Before I talk about the winners, I first want to say a few words about our own Luxolo Adams. I was absolutely thrilled to see him lining up for the men’s 200m final in an absolutely stellar line-up. As I wrote in yesterday’s blog, he has had an amazing season, breaking through the 20-second barrier and winning a Diamond League title in Paris, and now he’s appeared in his first global final. Just as is the case with Akani Simbine making 100m finals at this level, it’s a far cry from not so very long ago when we didn’t have any South African sprinters performing at that kind of level. Now to have a finalist in both the 100m and the 200m at this World Champs, added to other success the country has enjoyed in sprints and relays in recent years, really warms this South African heart!

I know some may point to the fact that Luxolo finished eighth out of eight finalists, and that his time of 20:47 was a little disappointing, given that he clocked 20.09 in the semi-final and ran that 19.82 less than a month ago, but one has to factor in that finals are super tense, with athletes making extra sure that they do not false start and get DQed after doing all the hard yards to make the final. Also, the final is usually the third race in jus ta few days for these athletes, so there is also a fatigue factor that can affect times. All that said, I choose to focus on Luxolo making his first global final, and I hope it is just the first of more to come.

Winners Totally Dominate

Now to the winners. In the women’s race, Jamaican Shericka Jackson proved that her 21.67 in the semi-final was no fluke as she went still faster in the final, clocking 21.45 to not only shatter her 20.55 PB, set in the Jamaican Champs less than a month earlier, but she became the fastest woman alive over 200m by clocking the fastest time since the late Florence ‘Flo Jo’ Griffith Joyner set the World Record of 21.34 way back in 1988. Jackson has often played ‘bridesmaid’ or supporting cast to her Jamaican compatriots, five-time World Champion Shelly-Ann Fraser-Pryce and four-time Olympic champion Elaine Thompson-Herah – she finished third, behind them, in the 100m final at these World Champs – but today she ruled supreme, and her post-race celebrations were a joy to watch.

Then came the men’s 200m final, and the USA’s Noah Lyles successfully defended the title he won at the 2019 World Champs in Doha – and probably also redeemed himself, in his own eyes, for ‘only’ winning bronze at the Olympics last year. Like Jackson, he also looked unbeatable as he led home US compatriots Kenneth Bednarek (19.77) and Erriyon Knighton (19.80) for another American clean-sweep of the podium, as they did in the men’s 100m final. But it was Lyle’s winning time that really stood out. Coming into the final, his personal best was the 19.50 he ran in 2019, and his season best for 2022 thus far was the 19.61 he ran in New York in June, but he blew the final away with a new PB 19.31, which moved him up to third place on the all-time list for the 200m. Only Jamaicans Usain Bolt (19.19 & 19.30) and Yohan Blake (19.26) have ever gone faster.

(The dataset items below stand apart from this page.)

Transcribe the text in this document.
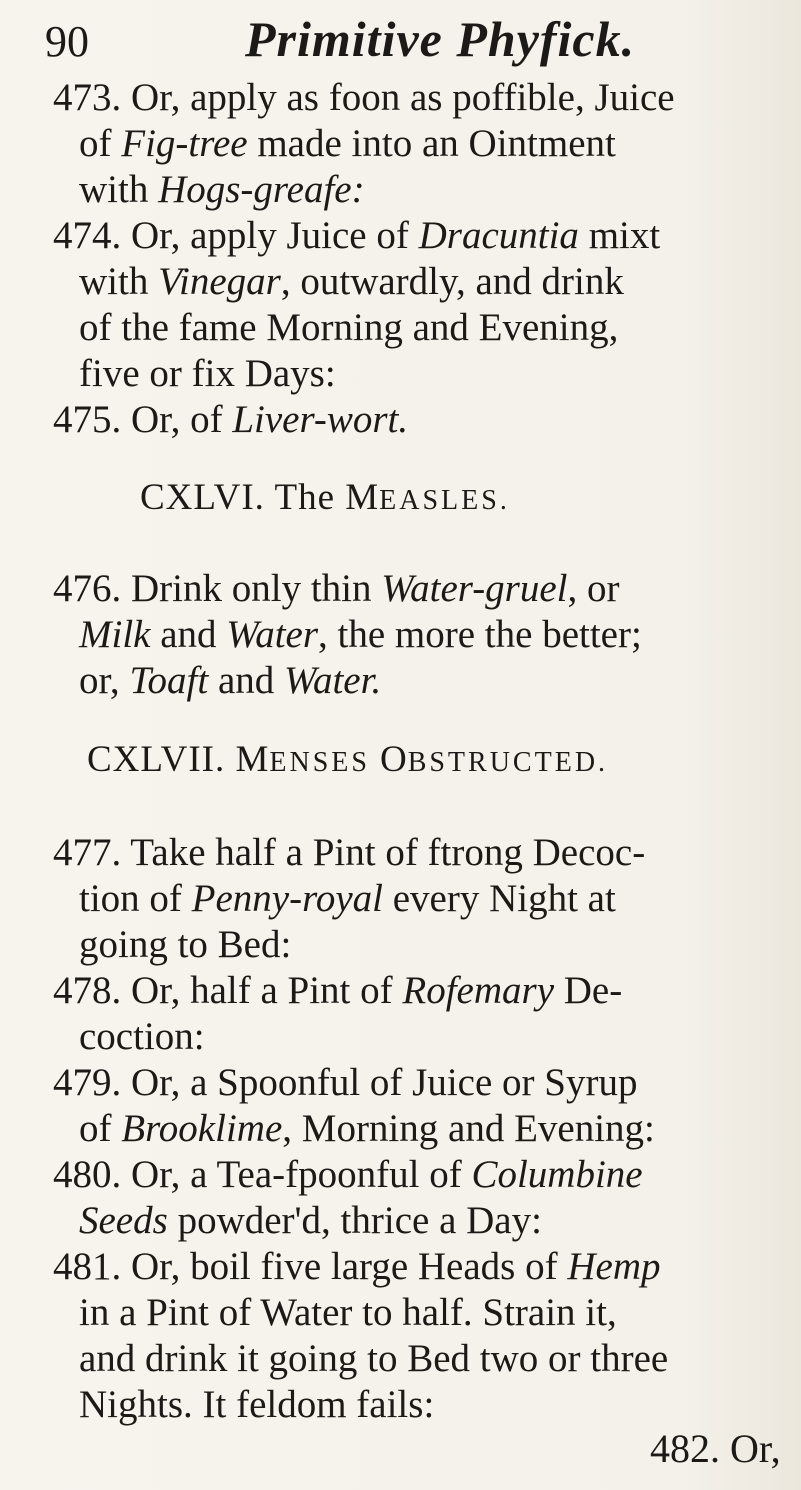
90	Primitive Phyfick.
473. Or, apply as foon as poffible, Juice
of Fig-tree made into an Ointment
with Hogs-greafe:
474. Or, apply Juice of Dracuntia mixt
with Vinegar, outwardly, and drink
of the fame Morning and Evening,
five or fix Days:
475. Or, of Liver-wort.
CXLVI. The MEASLES.
476. Drink only thin Water-gruel, or
Milk and Water, the more the better;
or, Toaft and Water.
CXLVII. MENSES OBSTRUCTED.
477. Take half a Pint of ftrong Decoc-
tion of Penny-royal every Night at
going to Bed:
478. Or, half a Pint of Rofemary De-
coction:
479. Or, a Spoonful of Juice or Syrup
of Brooklime, Morning and Evening:
480. Or, a Tea-fpoonful of Columbine
Seeds powder'd, thrice a Day:
481. Or, boil five large Heads of Hemp
in a Pint of Water to half. Strain it,
and drink it going to Bed two or three
Nights. It feldom fails:
482. Or,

After he won and realised just how fast he had managed to go, Lyle ripped the top of his running suit as he celebrated. To be honest, I am not always a fan of the way some athletes behave on the track, especially the sprinters, and especially the Americans, but this time I was OK with it. The performance merited going a little crazy.

Catching My Breath

Now we have three days of competition left, and there is still a lot to look forward to. Last night Prudence Sekgodiso made it into the semi-final round of the women’s 800m, taking place later today, as will be the heats of the men’s 4x100m relay, where we hope our SA men can do make it through to the final, but the big one has to be Wayde van Niekerk in the men’s 400m final. And the mouth-watering women’s 400m hurdles will round out the programme. So that’s where I will be in the early hours of the morning.